Cuervo posted the clip on Facebook with a description that summarizes the outrage of thousands of Habaneros: "The damned hell, what a stench and what disgust."
The scene is no exception: it is the everyday portrait of a capital that has struggled for years to manage its own waste.
In February 2026, only 44 of the 106 garbage trucks in the capital were operational due to a lack of fuel and deterioration of the vehicle fleet, while Havana generates between 24,000 and 30,000 cubic meters of solid waste per day, a figure that far exceeds the system's capacity.
The garbage crisis in Havana made international headlines that same month, when Prime Minister Manuel Marrero urged Cubans to collect trash using their own resources.
The regime has responded with emergency campaigns that do not address the underlying problem.

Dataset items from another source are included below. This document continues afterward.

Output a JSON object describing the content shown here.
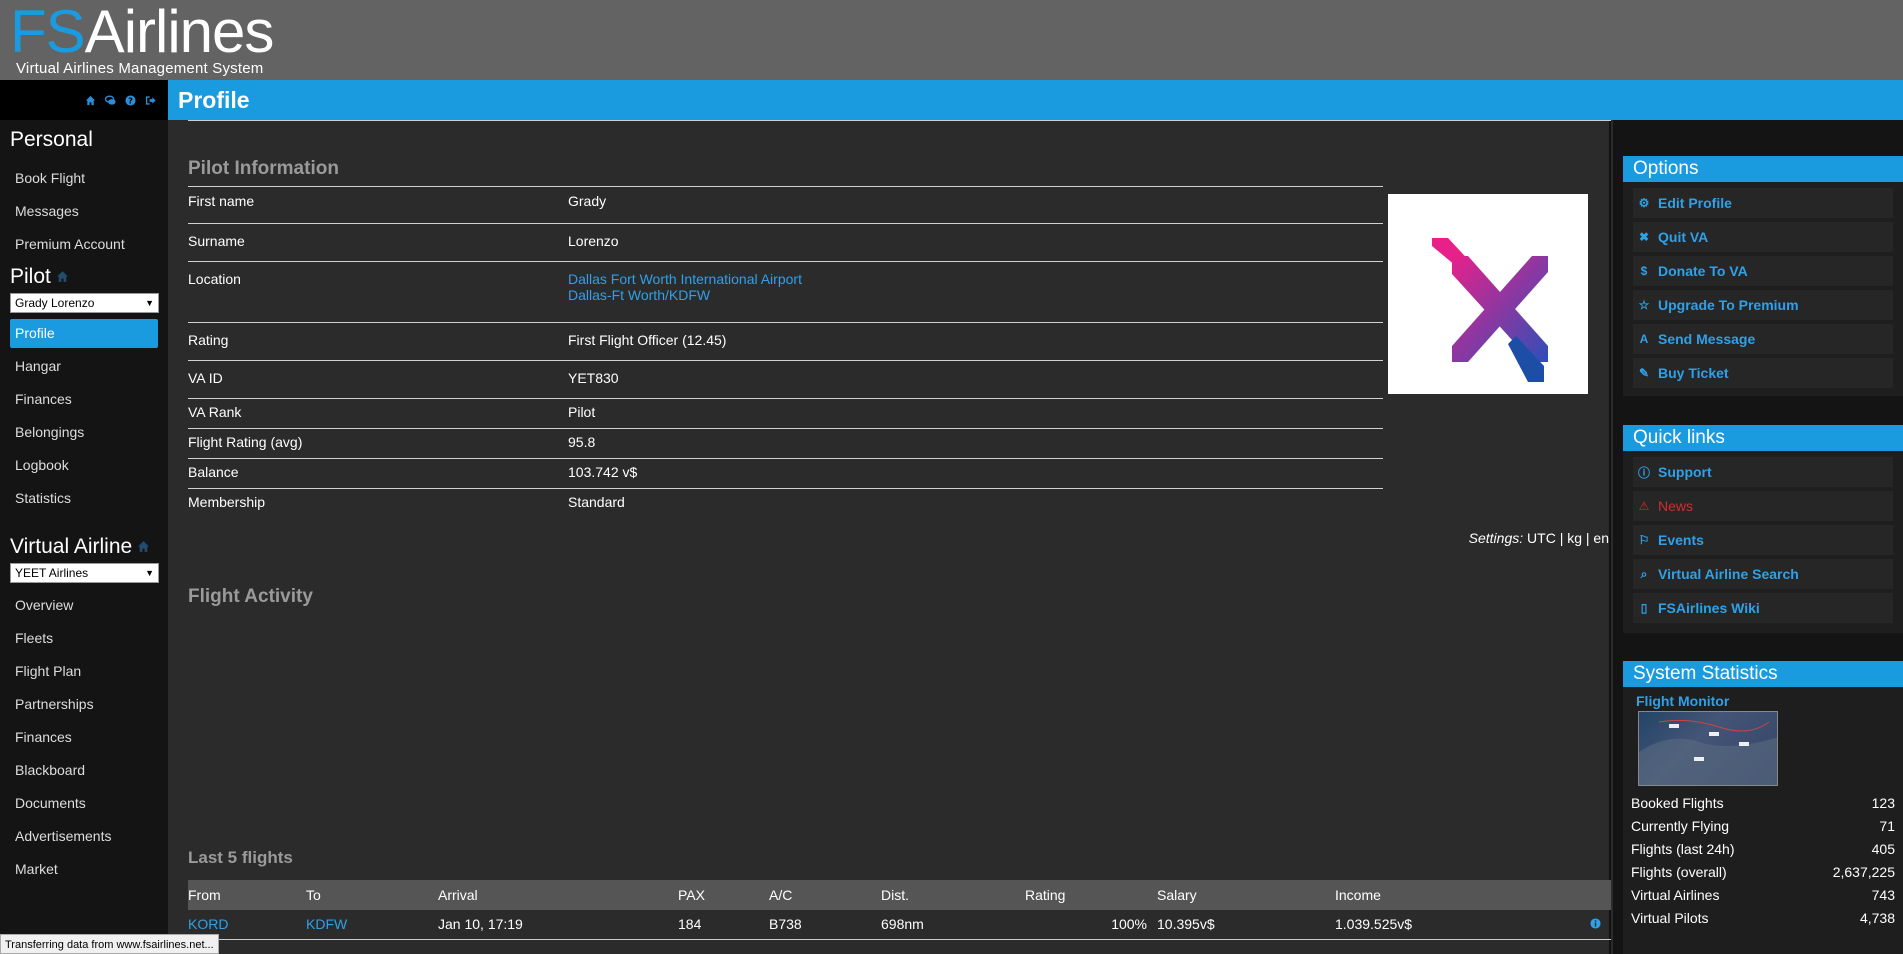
{
  "logo": {
    "fs": "FS",
    "airlines": "Airlines",
    "subtitle": "Virtual Airlines Management System"
  },
  "page_title": "Profile",
  "sidebar": {
    "personal_heading": "Personal",
    "personal_items": [
      "Book Flight",
      "Messages",
      "Premium Account"
    ],
    "pilot_heading": "Pilot",
    "pilot_select": "Grady Lorenzo",
    "pilot_items": [
      "Profile",
      "Hangar",
      "Finances",
      "Belongings",
      "Logbook",
      "Statistics"
    ],
    "va_heading": "Virtual Airline",
    "va_select": "YEET Airlines",
    "va_items": [
      "Overview",
      "Fleets",
      "Flight Plan",
      "Partnerships",
      "Finances",
      "Blackboard",
      "Documents",
      "Advertisements",
      "Market"
    ]
  },
  "pilot_info": {
    "title": "Pilot Information",
    "rows": [
      {
        "label": "First name",
        "value": "Grady"
      },
      {
        "label": "Surname",
        "value": "Lorenzo"
      },
      {
        "label": "Location",
        "value": "Dallas Fort Worth International Airport",
        "value2": "Dallas-Ft Worth/KDFW"
      },
      {
        "label": "Rating",
        "value": "First Flight Officer (12.45)"
      },
      {
        "label": "VA ID",
        "value": "YET830"
      },
      {
        "label": "VA Rank",
        "value": "Pilot"
      },
      {
        "label": "Flight Rating (avg)",
        "value": "95.8"
      },
      {
        "label": "Balance",
        "value": "103.742 v$"
      },
      {
        "label": "Membership",
        "value": "Standard"
      }
    ]
  },
  "settings": {
    "label": "Settings:",
    "value": " UTC | kg | en"
  },
  "flight_activity_title": "Flight Activity",
  "last_flights": {
    "title": "Last 5 flights",
    "headers": [
      "From",
      "To",
      "Arrival",
      "PAX",
      "A/C",
      "Dist.",
      "Rating",
      "Salary",
      "Income"
    ],
    "rows": [
      {
        "from": "KORD",
        "to": "KDFW",
        "arrival": "Jan 10, 17:19",
        "pax": "184",
        "ac": "B738",
        "dist": "698nm",
        "rating": "100%",
        "salary": "10.395v$",
        "income": "1.039.525v$"
      }
    ]
  },
  "options": {
    "title": "Options",
    "items": [
      {
        "label": "Edit Profile",
        "icon": "gear-icon"
      },
      {
        "label": "Quit VA",
        "icon": "close-icon"
      },
      {
        "label": "Donate To VA",
        "icon": "dollar-icon"
      },
      {
        "label": "Upgrade To Premium",
        "icon": "star-icon"
      },
      {
        "label": "Send Message",
        "icon": "font-icon"
      },
      {
        "label": "Buy Ticket",
        "icon": "ticket-icon"
      }
    ]
  },
  "quick_links": {
    "title": "Quick links",
    "items": [
      {
        "label": "Support",
        "icon": "info-icon"
      },
      {
        "label": "News",
        "icon": "warning-icon"
      },
      {
        "label": "Events",
        "icon": "flag-icon"
      },
      {
        "label": "Virtual Airline Search",
        "icon": "search-icon"
      },
      {
        "label": "FSAirlines Wiki",
        "icon": "document-icon"
      }
    ]
  },
  "system_stats": {
    "title": "System Statistics",
    "monitor_label": "Flight Monitor",
    "rows": [
      {
        "label": "Booked Flights",
        "value": "123"
      },
      {
        "label": "Currently Flying",
        "value": "71"
      },
      {
        "label": "Flights (last 24h)",
        "value": "405"
      },
      {
        "label": "Flights (overall)",
        "value": "2,637,225"
      },
      {
        "label": "Virtual Airlines",
        "value": "743"
      },
      {
        "label": "Virtual Pilots",
        "value": "4,738"
      }
    ]
  },
  "status_bar": "Transferring data from www.fsairlines.net..."
}
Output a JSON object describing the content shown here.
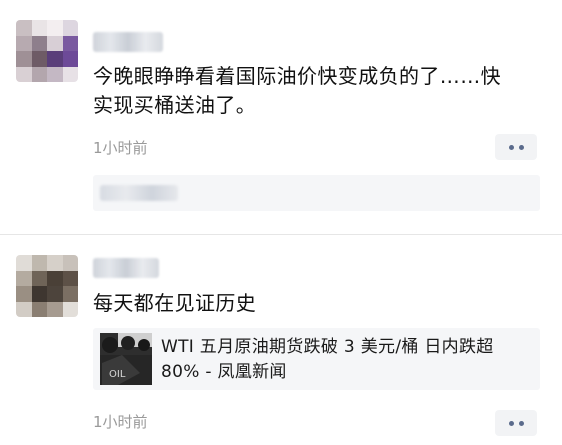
{
  "comments": [
    {
      "text_line1": "今晚眼睁睁看着国际油价快变成负的了……快",
      "text_line2": "实现买桶送油了。",
      "time": "1小时前",
      "more_icon": "ellipsis-icon"
    },
    {
      "text": "每天都在见证历史",
      "link_title_line1": "WTI 五月原油期货跌破 3 美元/桶 日内跌超",
      "link_title_line2": "80% - 凤凰新闻",
      "thumb_label": "OIL",
      "time": "1小时前",
      "more_icon": "ellipsis-icon"
    }
  ],
  "colors": {
    "accent": "#5b6b8c",
    "muted_text": "#9a9a9a",
    "panel_bg": "#f5f6f8"
  }
}
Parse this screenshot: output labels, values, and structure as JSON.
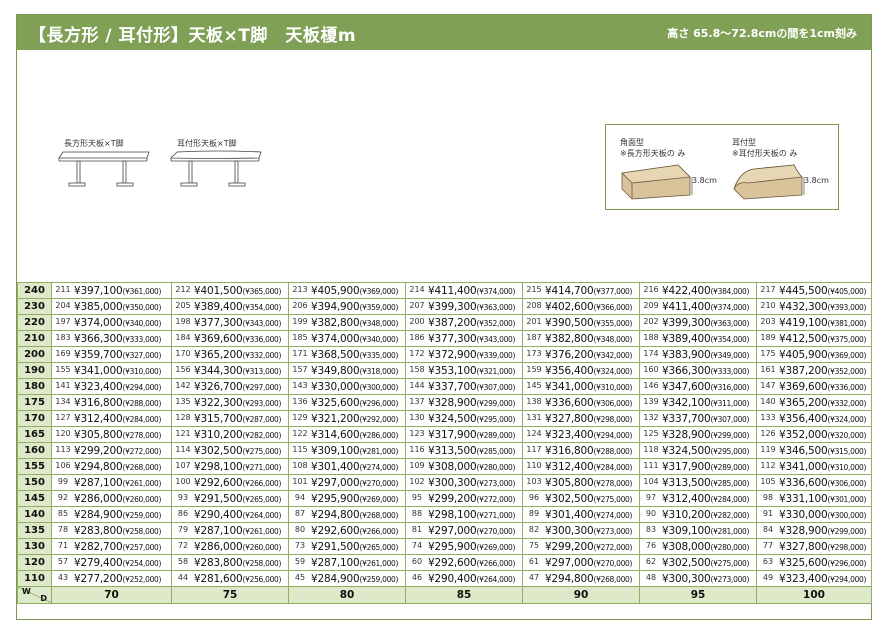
{
  "header": {
    "title": "【長方形 / 耳付形】天板×T脚　天板榎m",
    "note": "高さ 65.8〜72.8cmの間を1cm刻み"
  },
  "illustrations": {
    "rect_caption": "長方形天板×T脚",
    "ear_caption": "耳付形天板×T脚"
  },
  "profiles": {
    "square": {
      "title": "角面型",
      "note": "※長方形天板の み",
      "thickness": "3.8cm"
    },
    "ear": {
      "title": "耳付型",
      "note": "※耳付形天板の み",
      "thickness": "3.8cm"
    }
  },
  "table": {
    "corner_w": "W",
    "corner_d": "D",
    "depths": [
      "70",
      "75",
      "80",
      "85",
      "90",
      "95",
      "100"
    ],
    "rows": [
      {
        "w": "240",
        "cells": [
          [
            "211",
            "¥397,100",
            "(¥361,000)"
          ],
          [
            "212",
            "¥401,500",
            "(¥365,000)"
          ],
          [
            "213",
            "¥405,900",
            "(¥369,000)"
          ],
          [
            "214",
            "¥411,400",
            "(¥374,000)"
          ],
          [
            "215",
            "¥414,700",
            "(¥377,000)"
          ],
          [
            "216",
            "¥422,400",
            "(¥384,000)"
          ],
          [
            "217",
            "¥445,500",
            "(¥405,000)"
          ]
        ]
      },
      {
        "w": "230",
        "cells": [
          [
            "204",
            "¥385,000",
            "(¥350,000)"
          ],
          [
            "205",
            "¥389,400",
            "(¥354,000)"
          ],
          [
            "206",
            "¥394,900",
            "(¥359,000)"
          ],
          [
            "207",
            "¥399,300",
            "(¥363,000)"
          ],
          [
            "208",
            "¥402,600",
            "(¥366,000)"
          ],
          [
            "209",
            "¥411,400",
            "(¥374,000)"
          ],
          [
            "210",
            "¥432,300",
            "(¥393,000)"
          ]
        ]
      },
      {
        "w": "220",
        "cells": [
          [
            "197",
            "¥374,000",
            "(¥340,000)"
          ],
          [
            "198",
            "¥377,300",
            "(¥343,000)"
          ],
          [
            "199",
            "¥382,800",
            "(¥348,000)"
          ],
          [
            "200",
            "¥387,200",
            "(¥352,000)"
          ],
          [
            "201",
            "¥390,500",
            "(¥355,000)"
          ],
          [
            "202",
            "¥399,300",
            "(¥363,000)"
          ],
          [
            "203",
            "¥419,100",
            "(¥381,000)"
          ]
        ]
      },
      {
        "w": "210",
        "cells": [
          [
            "183",
            "¥366,300",
            "(¥333,000)"
          ],
          [
            "184",
            "¥369,600",
            "(¥336,000)"
          ],
          [
            "185",
            "¥374,000",
            "(¥340,000)"
          ],
          [
            "186",
            "¥377,300",
            "(¥343,000)"
          ],
          [
            "187",
            "¥382,800",
            "(¥348,000)"
          ],
          [
            "188",
            "¥389,400",
            "(¥354,000)"
          ],
          [
            "189",
            "¥412,500",
            "(¥375,000)"
          ]
        ]
      },
      {
        "w": "200",
        "cells": [
          [
            "169",
            "¥359,700",
            "(¥327,000)"
          ],
          [
            "170",
            "¥365,200",
            "(¥332,000)"
          ],
          [
            "171",
            "¥368,500",
            "(¥335,000)"
          ],
          [
            "172",
            "¥372,900",
            "(¥339,000)"
          ],
          [
            "173",
            "¥376,200",
            "(¥342,000)"
          ],
          [
            "174",
            "¥383,900",
            "(¥349,000)"
          ],
          [
            "175",
            "¥405,900",
            "(¥369,000)"
          ]
        ]
      },
      {
        "w": "190",
        "cells": [
          [
            "155",
            "¥341,000",
            "(¥310,000)"
          ],
          [
            "156",
            "¥344,300",
            "(¥313,000)"
          ],
          [
            "157",
            "¥349,800",
            "(¥318,000)"
          ],
          [
            "158",
            "¥353,100",
            "(¥321,000)"
          ],
          [
            "159",
            "¥356,400",
            "(¥324,000)"
          ],
          [
            "160",
            "¥366,300",
            "(¥333,000)"
          ],
          [
            "161",
            "¥387,200",
            "(¥352,000)"
          ]
        ]
      },
      {
        "w": "180",
        "cells": [
          [
            "141",
            "¥323,400",
            "(¥294,000)"
          ],
          [
            "142",
            "¥326,700",
            "(¥297,000)"
          ],
          [
            "143",
            "¥330,000",
            "(¥300,000)"
          ],
          [
            "144",
            "¥337,700",
            "(¥307,000)"
          ],
          [
            "145",
            "¥341,000",
            "(¥310,000)"
          ],
          [
            "146",
            "¥347,600",
            "(¥316,000)"
          ],
          [
            "147",
            "¥369,600",
            "(¥336,000)"
          ]
        ]
      },
      {
        "w": "175",
        "cells": [
          [
            "134",
            "¥316,800",
            "(¥288,000)"
          ],
          [
            "135",
            "¥322,300",
            "(¥293,000)"
          ],
          [
            "136",
            "¥325,600",
            "(¥296,000)"
          ],
          [
            "137",
            "¥328,900",
            "(¥299,000)"
          ],
          [
            "138",
            "¥336,600",
            "(¥306,000)"
          ],
          [
            "139",
            "¥342,100",
            "(¥311,000)"
          ],
          [
            "140",
            "¥365,200",
            "(¥332,000)"
          ]
        ]
      },
      {
        "w": "170",
        "cells": [
          [
            "127",
            "¥312,400",
            "(¥284,000)"
          ],
          [
            "128",
            "¥315,700",
            "(¥287,000)"
          ],
          [
            "129",
            "¥321,200",
            "(¥292,000)"
          ],
          [
            "130",
            "¥324,500",
            "(¥295,000)"
          ],
          [
            "131",
            "¥327,800",
            "(¥298,000)"
          ],
          [
            "132",
            "¥337,700",
            "(¥307,000)"
          ],
          [
            "133",
            "¥356,400",
            "(¥324,000)"
          ]
        ]
      },
      {
        "w": "165",
        "cells": [
          [
            "120",
            "¥305,800",
            "(¥278,000)"
          ],
          [
            "121",
            "¥310,200",
            "(¥282,000)"
          ],
          [
            "122",
            "¥314,600",
            "(¥286,000)"
          ],
          [
            "123",
            "¥317,900",
            "(¥289,000)"
          ],
          [
            "124",
            "¥323,400",
            "(¥294,000)"
          ],
          [
            "125",
            "¥328,900",
            "(¥299,000)"
          ],
          [
            "126",
            "¥352,000",
            "(¥320,000)"
          ]
        ]
      },
      {
        "w": "160",
        "cells": [
          [
            "113",
            "¥299,200",
            "(¥272,000)"
          ],
          [
            "114",
            "¥302,500",
            "(¥275,000)"
          ],
          [
            "115",
            "¥309,100",
            "(¥281,000)"
          ],
          [
            "116",
            "¥313,500",
            "(¥285,000)"
          ],
          [
            "117",
            "¥316,800",
            "(¥288,000)"
          ],
          [
            "118",
            "¥324,500",
            "(¥295,000)"
          ],
          [
            "119",
            "¥346,500",
            "(¥315,000)"
          ]
        ]
      },
      {
        "w": "155",
        "cells": [
          [
            "106",
            "¥294,800",
            "(¥268,000)"
          ],
          [
            "107",
            "¥298,100",
            "(¥271,000)"
          ],
          [
            "108",
            "¥301,400",
            "(¥274,000)"
          ],
          [
            "109",
            "¥308,000",
            "(¥280,000)"
          ],
          [
            "110",
            "¥312,400",
            "(¥284,000)"
          ],
          [
            "111",
            "¥317,900",
            "(¥289,000)"
          ],
          [
            "112",
            "¥341,000",
            "(¥310,000)"
          ]
        ]
      },
      {
        "w": "150",
        "cells": [
          [
            "99",
            "¥287,100",
            "(¥261,000)"
          ],
          [
            "100",
            "¥292,600",
            "(¥266,000)"
          ],
          [
            "101",
            "¥297,000",
            "(¥270,000)"
          ],
          [
            "102",
            "¥300,300",
            "(¥273,000)"
          ],
          [
            "103",
            "¥305,800",
            "(¥278,000)"
          ],
          [
            "104",
            "¥313,500",
            "(¥285,000)"
          ],
          [
            "105",
            "¥336,600",
            "(¥306,000)"
          ]
        ]
      },
      {
        "w": "145",
        "cells": [
          [
            "92",
            "¥286,000",
            "(¥260,000)"
          ],
          [
            "93",
            "¥291,500",
            "(¥265,000)"
          ],
          [
            "94",
            "¥295,900",
            "(¥269,000)"
          ],
          [
            "95",
            "¥299,200",
            "(¥272,000)"
          ],
          [
            "96",
            "¥302,500",
            "(¥275,000)"
          ],
          [
            "97",
            "¥312,400",
            "(¥284,000)"
          ],
          [
            "98",
            "¥331,100",
            "(¥301,000)"
          ]
        ]
      },
      {
        "w": "140",
        "cells": [
          [
            "85",
            "¥284,900",
            "(¥259,000)"
          ],
          [
            "86",
            "¥290,400",
            "(¥264,000)"
          ],
          [
            "87",
            "¥294,800",
            "(¥268,000)"
          ],
          [
            "88",
            "¥298,100",
            "(¥271,000)"
          ],
          [
            "89",
            "¥301,400",
            "(¥274,000)"
          ],
          [
            "90",
            "¥310,200",
            "(¥282,000)"
          ],
          [
            "91",
            "¥330,000",
            "(¥300,000)"
          ]
        ]
      },
      {
        "w": "135",
        "cells": [
          [
            "78",
            "¥283,800",
            "(¥258,000)"
          ],
          [
            "79",
            "¥287,100",
            "(¥261,000)"
          ],
          [
            "80",
            "¥292,600",
            "(¥266,000)"
          ],
          [
            "81",
            "¥297,000",
            "(¥270,000)"
          ],
          [
            "82",
            "¥300,300",
            "(¥273,000)"
          ],
          [
            "83",
            "¥309,100",
            "(¥281,000)"
          ],
          [
            "84",
            "¥328,900",
            "(¥299,000)"
          ]
        ]
      },
      {
        "w": "130",
        "cells": [
          [
            "71",
            "¥282,700",
            "(¥257,000)"
          ],
          [
            "72",
            "¥286,000",
            "(¥260,000)"
          ],
          [
            "73",
            "¥291,500",
            "(¥265,000)"
          ],
          [
            "74",
            "¥295,900",
            "(¥269,000)"
          ],
          [
            "75",
            "¥299,200",
            "(¥272,000)"
          ],
          [
            "76",
            "¥308,000",
            "(¥280,000)"
          ],
          [
            "77",
            "¥327,800",
            "(¥298,000)"
          ]
        ]
      },
      {
        "w": "120",
        "cells": [
          [
            "57",
            "¥279,400",
            "(¥254,000)"
          ],
          [
            "58",
            "¥283,800",
            "(¥258,000)"
          ],
          [
            "59",
            "¥287,100",
            "(¥261,000)"
          ],
          [
            "60",
            "¥292,600",
            "(¥266,000)"
          ],
          [
            "61",
            "¥297,000",
            "(¥270,000)"
          ],
          [
            "62",
            "¥302,500",
            "(¥275,000)"
          ],
          [
            "63",
            "¥325,600",
            "(¥296,000)"
          ]
        ]
      },
      {
        "w": "110",
        "cells": [
          [
            "43",
            "¥277,200",
            "(¥252,000)"
          ],
          [
            "44",
            "¥281,600",
            "(¥256,000)"
          ],
          [
            "45",
            "¥284,900",
            "(¥259,000)"
          ],
          [
            "46",
            "¥290,400",
            "(¥264,000)"
          ],
          [
            "47",
            "¥294,800",
            "(¥268,000)"
          ],
          [
            "48",
            "¥300,300",
            "(¥273,000)"
          ],
          [
            "49",
            "¥323,400",
            "(¥294,000)"
          ]
        ]
      }
    ]
  }
}
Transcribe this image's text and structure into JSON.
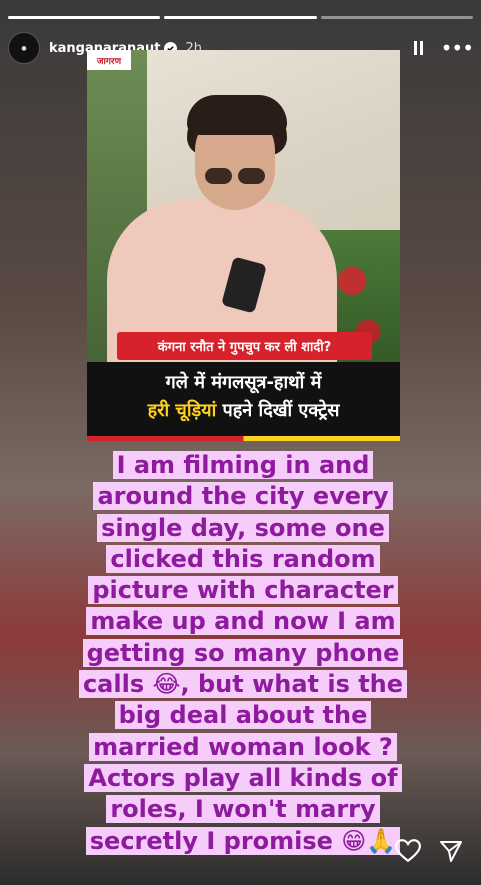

In October and November 2025, the so-called "Operation Cleanup" mobilized soldiers, recruits, police officers, and state workers, and collected 396,157 cubic meters of trash in just over twenty days, according to Governor Yanet Hernández Pérez.
However, the garbage accumulated again within weeks, confirming that it was merely a cosmetic cleanup without any structural solutions.
On May 17th, a waste fire revealed the collapse in the neighborhood of Los Sitios, where garbage had been piling up for weeks.
The health consequences of so many dumps in public spaces are serious. Epidemiologists link the accumulation of waste to outbreaks of leptospirosis, hepatitis A, dengue, and oropouche.
The problem is not limited to Havana: cities like Matanzas, Santa Clara, and Holguín are experiencing similar situations, creating a national public health crisis that the regime of Díaz-Canel has neither been able to nor seems willing to address in a structural way.
Meanwhile, content creators like Daudy Cuervo continue to document what the government would rather hide: a country that, as a November 2025 report titled, "lives in garbage."